Óbvio que “industrial” não é novidade pra ninguém, embora muitos tenham uma ideia confusa sobre o termo. A banda que escolhi pra inaugurar essa coluna foi uma das mais influentes nesse meio, principalmente no que diz respeito ao post-industrial (bandas que vieram numa “segunda leva”, a partir dos 80s, e mesclaram outros gêneros à ideia inicialmente concebida), supracitada por nomes que popularizaram a alcunha para o grande publico (embora sejam apenas influenciados por) como Nine Inch Nails, Ministry, Marilyn Manson etc…
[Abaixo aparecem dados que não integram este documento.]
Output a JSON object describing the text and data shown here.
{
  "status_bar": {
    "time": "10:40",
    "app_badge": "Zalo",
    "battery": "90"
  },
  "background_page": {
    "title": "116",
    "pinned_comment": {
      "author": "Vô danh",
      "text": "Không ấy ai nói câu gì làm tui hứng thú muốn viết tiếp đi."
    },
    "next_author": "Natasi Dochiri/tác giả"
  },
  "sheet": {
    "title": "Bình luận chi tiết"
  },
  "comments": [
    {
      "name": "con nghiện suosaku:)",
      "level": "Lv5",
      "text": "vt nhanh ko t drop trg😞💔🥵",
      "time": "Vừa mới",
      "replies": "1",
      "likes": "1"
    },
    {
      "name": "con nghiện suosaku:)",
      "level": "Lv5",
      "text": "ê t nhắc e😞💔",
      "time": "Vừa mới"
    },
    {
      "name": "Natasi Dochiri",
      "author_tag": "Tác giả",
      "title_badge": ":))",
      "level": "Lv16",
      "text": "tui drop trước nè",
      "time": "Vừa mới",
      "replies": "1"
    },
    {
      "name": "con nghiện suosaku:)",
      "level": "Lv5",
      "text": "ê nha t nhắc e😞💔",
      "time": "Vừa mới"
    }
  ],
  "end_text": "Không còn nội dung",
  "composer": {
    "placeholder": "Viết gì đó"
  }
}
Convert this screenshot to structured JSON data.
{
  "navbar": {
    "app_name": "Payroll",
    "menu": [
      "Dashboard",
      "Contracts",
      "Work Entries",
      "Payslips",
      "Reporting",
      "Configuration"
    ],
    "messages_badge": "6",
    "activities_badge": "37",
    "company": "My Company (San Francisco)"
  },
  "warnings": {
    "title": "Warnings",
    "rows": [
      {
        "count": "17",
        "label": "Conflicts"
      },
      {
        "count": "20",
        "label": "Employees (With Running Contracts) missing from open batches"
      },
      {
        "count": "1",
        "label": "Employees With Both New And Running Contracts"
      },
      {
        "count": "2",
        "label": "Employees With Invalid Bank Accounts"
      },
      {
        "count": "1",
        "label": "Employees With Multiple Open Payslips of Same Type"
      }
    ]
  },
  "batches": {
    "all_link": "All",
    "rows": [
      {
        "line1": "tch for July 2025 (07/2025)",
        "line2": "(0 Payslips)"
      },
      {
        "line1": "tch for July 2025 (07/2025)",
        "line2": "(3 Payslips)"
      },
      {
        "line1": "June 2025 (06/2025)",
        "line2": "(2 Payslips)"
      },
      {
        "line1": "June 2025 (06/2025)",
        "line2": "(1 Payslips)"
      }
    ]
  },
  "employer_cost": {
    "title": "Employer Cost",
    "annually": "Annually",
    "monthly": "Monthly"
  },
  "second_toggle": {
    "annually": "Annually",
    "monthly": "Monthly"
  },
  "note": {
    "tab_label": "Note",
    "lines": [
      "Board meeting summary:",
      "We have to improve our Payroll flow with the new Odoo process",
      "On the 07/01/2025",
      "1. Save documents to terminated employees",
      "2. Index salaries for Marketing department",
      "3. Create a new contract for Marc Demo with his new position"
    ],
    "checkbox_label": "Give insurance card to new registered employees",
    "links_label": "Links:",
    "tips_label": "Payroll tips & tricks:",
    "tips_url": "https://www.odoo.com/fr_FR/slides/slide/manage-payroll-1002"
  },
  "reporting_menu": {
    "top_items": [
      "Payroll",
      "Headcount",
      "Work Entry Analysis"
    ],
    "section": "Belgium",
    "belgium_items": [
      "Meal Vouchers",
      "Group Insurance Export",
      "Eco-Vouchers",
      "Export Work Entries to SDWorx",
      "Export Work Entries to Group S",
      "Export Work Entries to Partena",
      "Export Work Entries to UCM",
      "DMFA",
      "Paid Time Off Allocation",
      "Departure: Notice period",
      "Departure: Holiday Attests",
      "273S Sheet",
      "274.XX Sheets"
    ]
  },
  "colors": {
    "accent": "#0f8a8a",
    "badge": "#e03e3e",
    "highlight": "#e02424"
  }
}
Como rótulos nunca ajudaram muito, exceto para organizar suas prateleiras, vamos ao que mais interessa:

O Coil foi formado por dois integrantes do Psychic TV: John Balance, com sua incrível e penetrante voz, e nada menos que Peter Christopherson (Sleazy), um dos membros do Throbbing Gristle (grupo precursor do que veio a ser chamado industrial, e mais tarde de “early industrial”) e fundador da Industrial Records, que vale a pena ser garimpada. No cast encontram-se Cabaret Voltaire, Monte Cazazza, entre outros nomes que são no mínimo curiosos.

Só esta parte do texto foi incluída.